The trial carried out in 1994, seemed to have been influenced by many factors. During the early part of the 90’s, Los Angeles witnessed racial riots and social turbulences. By the time Simpson was accused of murdering his wife, Nicole Brown and his friend, Ronald Goldman, the trial was a social spotlight considering the implications a possible conviction could carry out at that time. Other factors were linked to social affection, chauvinist perceptions, celebrity, among others.
The first episode of the documentary aims to display how many Americans were supporting Simpson’s not just because of his race, but also because of his remarkable athletic exploits in the playground during the 60’s.
During the second episode, Edelman showed how racial tension boiled over the early 90’s with the 1992 racial riots in Los Angeles. The main issue for the subsequent accusation of Simpsons in 1994.

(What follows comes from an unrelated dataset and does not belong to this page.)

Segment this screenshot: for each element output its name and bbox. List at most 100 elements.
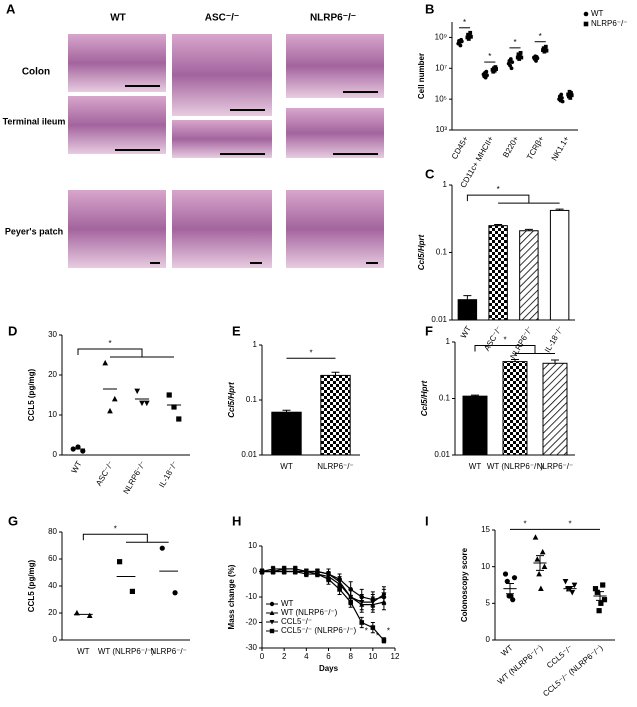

The third episode displays Simpson’s arrest and some details about the victims were presented. The beginning of the trail was also presented during this episode, as well as all witnesses and evidence provided by both parts and how some of what seemed to incriminate Simpson did not “fit” (as the bloody glove) in some cases. At this point, Simpson’s story became a little bit more controversial when people realized that being famous might get people away from prison.
On the last two episodes, there is a socio-cultural reflection of the U.S. by the time the trial took place. Former versions of the story showed only the process of the trial and the fate of all those who played a role in the case. ESPN’s version goes deeper concerned with the unknown levels this crime story reached.